According to Amnesty International there were over 3,600 cases of rape during the coronavirus pandemic last year. Many states in the country placed restrictions on non-essential activities starting March and started easing them in May in a bid to contain COVID-19 that has infected over 133 million people globally.
The lockdown was noted to have aggravated incidents of gender-based violence and sexual assault, across the world, with women and children the most affected victims.
Amnesty did not elaborate on the over 3,600 rape cases in Nigeria, but quoted ‘official statistics’.
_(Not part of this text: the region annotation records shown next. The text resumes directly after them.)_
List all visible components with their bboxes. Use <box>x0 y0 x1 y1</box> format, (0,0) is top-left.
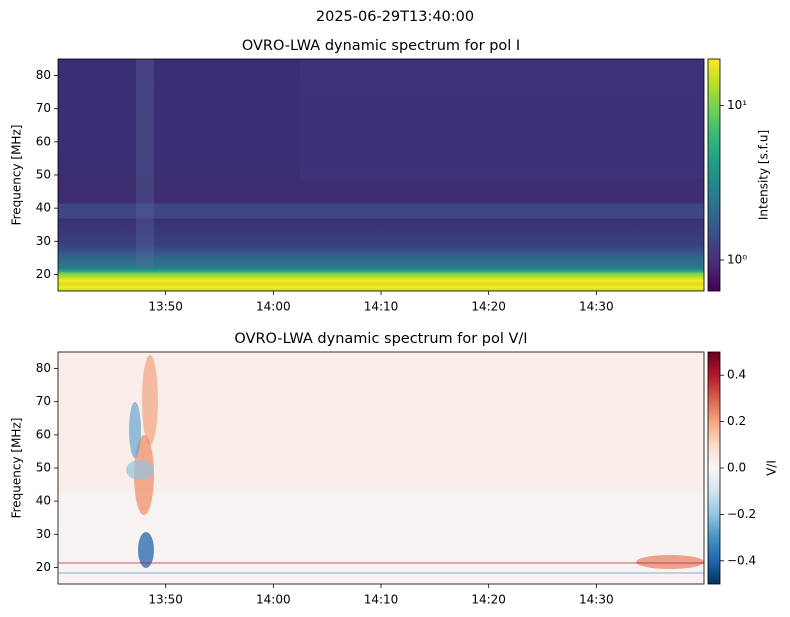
colorbar-label: Intensity [s.f.u] <box>757 130 771 220</box>
y-tick-label: 70 <box>36 101 51 115</box>
colorbar-label: V/I <box>765 460 779 476</box>
y-tick-label: 30 <box>36 527 51 541</box>
y-tick-label: 80 <box>36 361 51 375</box>
y-tick-label: 40 <box>36 494 51 508</box>
x-tick-label: 13:50 <box>148 300 183 314</box>
x-tick-label: 13:50 <box>148 593 183 607</box>
y-axis-label: Frequency [MHz] <box>10 418 24 519</box>
x-tick-label: 14:20 <box>471 593 506 607</box>
colorbar-tick-label: 10¹ <box>727 98 747 112</box>
y-tick-label: 60 <box>36 427 51 441</box>
x-tick-label: 14:10 <box>364 593 399 607</box>
y-tick-label: 70 <box>36 394 51 408</box>
y-tick-label: 50 <box>36 168 51 182</box>
y-tick-label: 80 <box>36 68 51 82</box>
colorbar-tick-label: 0.0 <box>727 461 746 475</box>
y-tick-label: 60 <box>36 134 51 148</box>
panel-title: OVRO-LWA dynamic spectrum for pol I <box>242 38 520 54</box>
y-tick-label: 30 <box>36 234 51 248</box>
x-tick-label: 14:00 <box>256 593 291 607</box>
colorbar-tick-label: −0.4 <box>727 553 756 567</box>
y-tick-label: 40 <box>36 201 51 215</box>
x-tick-label: 14:30 <box>579 300 614 314</box>
colorbar-tick-label: 0.4 <box>727 368 746 382</box>
figure-title: 2025-06-29T13:40:00 <box>316 9 474 25</box>
x-tick-label: 14:10 <box>364 300 399 314</box>
y-tick-label: 20 <box>36 560 51 574</box>
colorbar-tick-label: −0.2 <box>727 507 756 521</box>
y-axis-label: Frequency [MHz] <box>10 125 24 226</box>
x-tick-label: 14:00 <box>256 300 291 314</box>
y-tick-label: 50 <box>36 461 51 475</box>
spectrum-image <box>58 59 704 584</box>
y-tick-label: 20 <box>36 267 51 281</box>
x-tick-label: 14:20 <box>471 300 506 314</box>
colorbar <box>707 351 721 585</box>
colorbar <box>707 58 721 292</box>
panel-title: OVRO-LWA dynamic spectrum for pol V/I <box>234 331 527 347</box>
x-tick-label: 14:30 <box>579 593 614 607</box>
colorbar-tick-label: 0.2 <box>727 414 746 428</box>
colorbar-tick-label: 10⁰ <box>727 252 747 266</box>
The organisation said in a report, titled Amnesty International Report 2020/21: The State of the World’s Human Rights, published on Wednesday, April 7, 2021 that the pandemic hit those shackled by oppression hardest thanks to decades of inequalities, neglect and abuse.
The human rights watchdog said victims of gender-based and domestic violence faced increased barriers to protection and support due to restrictions on freedom of movement, lack of confidential mechanisms to report violence while isolated with their abusers, and reduced capacity or suspension of services.
“COVID-19 has brutally exposed and deepened inequality across Sub-Saharan Africa.
“Governments should urgently re-invest in people and ‘repair’ the broken economic and social system which perpetuates poverty and inequality, including leaving too many behind,” Amnesty International’s West and Central Africa Director, Samira Daoud, said.
In its report focusing on Nigeria, Amnesty noted that brutal policing resulted in security forces killing people for protesting for accountability in 2020.